Apologies:Sarah                                                                                                   
A big thankyou to Leonie for hosting this special event
 Camilla on her little pony
Special Guests in Attendance :
The Queen Mother- Betty Kilburn 
 Lady Lovalot - Kirstythat's her in the middle
Princess Inga ( Heather) attended with her twin sister Freda( Susie) from SwedenSusie after too much to drink !!!!
Royal Highnarse -Julie
Duchess of Kent - Jenny
Baroness Von Crunt- Fran
Furgie - Jane
Miss Havesham from Great Expectations- Susan
Camilla crossed with Princess Anne - Julia
Lady Cock Knee - Gaye
Lord Farqarson - Merryn
Lady Alice- Jill
Queen Sylvia from Slovakia - Shelle
Countess Carnegie - Leonie

As you can see from the very impressive list the night was one full of bling and glamour, what a knockout Freda and Inga were from Sweden. The night was onne to remember not just because we were watching Wills and Cate take their vows but also because we were treated to some great entertainment.
Baroness Von Crunt gave us a beautiful rendition of ?????? and who will ever forget Camilla's I want someone to buy me a Pony, Clip Clop!!!!!!!!!!!!
There was a Royal Feast to be had as well with more than one bottle of champers being popped.
Audrey did try to run a meeting with very little success, the pointer was given a real workout.For those of you who are interested the book reviewed was
The Shelley Beach Writers Group by June Loves
It was a lovely book, very easy read, nothing that topical to discuss I suppose but a nice one for those considering a sea change.
The title that has been suggested for this month's read is the following:
The Tall Man by Chloe Hooper. see link attached.

The pre-publication hype about this book is intense. It’s the first in a two-book deal rumoured to have paid $300,000; her first book since her debut novel A Child’s Book of True Crime made her a worldwide literary sensation; the book that began life as a series of magazine articles on Palm Island that won Hooper a Walkley in 2006. How does it live up to its great expectations? Perfectly well, thanks.
From the first pages, it’s clear that you’re in the hands of an extraordinary writer, one who spins out perfectly observed sentences and intricate observations, in a manner eerily reminiscent of Helen Garner (who calls this book ‘enthralling’). One Gulf country town has ‘an edge of menace, as if it were always high noon’. A man’s face is ‘a rash of cancers’. Like Garner, or Truman Capote writing In Cold Blood, Hooper puts herself in the story; but she is only there in the margins, as a stand-in for us, the urban middle-class readers; our way into the story.

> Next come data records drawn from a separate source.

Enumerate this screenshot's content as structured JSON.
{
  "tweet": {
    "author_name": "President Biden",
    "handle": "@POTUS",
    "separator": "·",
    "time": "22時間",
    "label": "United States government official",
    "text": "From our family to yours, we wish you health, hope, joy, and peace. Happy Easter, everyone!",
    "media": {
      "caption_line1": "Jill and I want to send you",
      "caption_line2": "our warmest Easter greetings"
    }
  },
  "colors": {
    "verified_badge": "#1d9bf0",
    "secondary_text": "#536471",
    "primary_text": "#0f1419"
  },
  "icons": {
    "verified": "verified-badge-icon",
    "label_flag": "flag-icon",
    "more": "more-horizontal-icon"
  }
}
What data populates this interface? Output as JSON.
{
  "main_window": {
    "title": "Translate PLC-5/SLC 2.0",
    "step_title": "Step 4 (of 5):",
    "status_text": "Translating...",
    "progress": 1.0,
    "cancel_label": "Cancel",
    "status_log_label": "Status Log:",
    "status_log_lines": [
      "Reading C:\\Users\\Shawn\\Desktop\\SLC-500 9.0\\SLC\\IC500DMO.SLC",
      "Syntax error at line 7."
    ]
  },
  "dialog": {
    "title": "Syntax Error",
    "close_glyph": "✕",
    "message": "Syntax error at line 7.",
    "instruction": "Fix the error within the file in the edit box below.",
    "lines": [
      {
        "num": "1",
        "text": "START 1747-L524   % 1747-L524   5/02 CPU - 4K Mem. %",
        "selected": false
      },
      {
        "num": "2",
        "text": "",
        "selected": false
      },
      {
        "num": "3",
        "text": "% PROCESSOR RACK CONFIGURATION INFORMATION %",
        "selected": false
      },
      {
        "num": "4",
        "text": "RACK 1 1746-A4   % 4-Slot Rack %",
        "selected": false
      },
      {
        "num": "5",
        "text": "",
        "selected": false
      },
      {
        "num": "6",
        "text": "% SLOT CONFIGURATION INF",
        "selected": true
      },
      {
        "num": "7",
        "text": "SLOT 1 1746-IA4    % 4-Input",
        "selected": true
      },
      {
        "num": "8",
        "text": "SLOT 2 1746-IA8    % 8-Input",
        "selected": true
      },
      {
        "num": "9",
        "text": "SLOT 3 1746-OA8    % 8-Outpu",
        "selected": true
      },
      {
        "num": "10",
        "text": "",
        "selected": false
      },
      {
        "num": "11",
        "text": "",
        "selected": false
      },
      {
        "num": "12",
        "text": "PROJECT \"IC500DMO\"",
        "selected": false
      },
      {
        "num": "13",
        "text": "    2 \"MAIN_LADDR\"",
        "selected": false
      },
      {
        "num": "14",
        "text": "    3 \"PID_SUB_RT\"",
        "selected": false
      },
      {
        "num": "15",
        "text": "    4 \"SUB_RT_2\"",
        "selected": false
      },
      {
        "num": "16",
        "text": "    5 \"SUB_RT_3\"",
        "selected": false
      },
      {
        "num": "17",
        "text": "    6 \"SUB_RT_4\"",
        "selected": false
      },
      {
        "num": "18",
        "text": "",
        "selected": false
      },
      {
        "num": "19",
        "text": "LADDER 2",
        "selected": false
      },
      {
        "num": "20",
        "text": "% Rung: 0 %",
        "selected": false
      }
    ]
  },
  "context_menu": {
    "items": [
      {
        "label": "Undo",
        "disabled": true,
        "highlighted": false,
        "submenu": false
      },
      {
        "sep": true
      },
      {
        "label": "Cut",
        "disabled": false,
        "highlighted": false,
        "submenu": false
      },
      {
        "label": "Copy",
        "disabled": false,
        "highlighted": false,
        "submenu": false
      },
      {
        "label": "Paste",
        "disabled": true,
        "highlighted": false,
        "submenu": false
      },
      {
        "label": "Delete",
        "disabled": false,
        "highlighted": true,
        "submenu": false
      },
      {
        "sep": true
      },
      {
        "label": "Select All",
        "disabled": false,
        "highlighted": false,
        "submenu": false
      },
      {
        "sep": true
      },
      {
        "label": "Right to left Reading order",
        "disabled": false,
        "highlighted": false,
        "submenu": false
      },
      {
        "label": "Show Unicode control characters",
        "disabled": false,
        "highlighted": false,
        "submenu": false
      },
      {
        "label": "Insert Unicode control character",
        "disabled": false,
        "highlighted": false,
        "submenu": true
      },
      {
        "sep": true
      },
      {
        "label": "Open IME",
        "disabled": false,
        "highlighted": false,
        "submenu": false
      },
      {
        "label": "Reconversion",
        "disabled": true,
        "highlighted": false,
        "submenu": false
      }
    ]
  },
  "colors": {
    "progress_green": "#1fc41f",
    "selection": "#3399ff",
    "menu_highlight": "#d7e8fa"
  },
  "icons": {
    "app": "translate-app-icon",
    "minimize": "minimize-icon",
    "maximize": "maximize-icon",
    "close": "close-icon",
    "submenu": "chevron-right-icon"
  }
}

Cameron Doomadgee was arrested for either swearing at a policeman on the street or singing a faintly insolent song, depending on who you believe. He was slung into the back of a police van by the ‘tall man’ of the title, Senior Sergeant Chris Hurley, the ‘boss man’ of Palm Island. The next day, he was found dead in his cell. This is the story of what happened next: the coronial inquest, the riot that rocketed the story to the nation’s front pages, the charging of Hurley for murder (making him the first police officer to be found responsible for a black death in custody), the trial.
Hooper is there from the beginning as an ‘embedded’ observer, spending time with the Palm Island community. Here, she brings the complex looking glass world of the island to life – a world where time is irrelevant, where the ghosts of the past (victims of the stolen generations and the frontier wars) are omnipresent, and where dysfunction is normal. It is a place where heavy drinking and domestic violence are so much a part of the fabric of everyday experience that they are unremarkable. A place where, within living memory, Aboriginals were not allowed on the streets where the whites lived and had to ‘salute any white person they passed’. It’s also a place where Cameron’s sister Elizabeth looks after a flock of neglected children who pass in and out of her house, but is unable to save her own adolescent nephew, who succumbs to the weight of his suffering and commits suicide.
Next Meeting date to be confirmed but at this stage and if it is alright with Gaye it will be at her place or we could meet at Morning Sun Winery.
Give me a heads up what you would all like to do.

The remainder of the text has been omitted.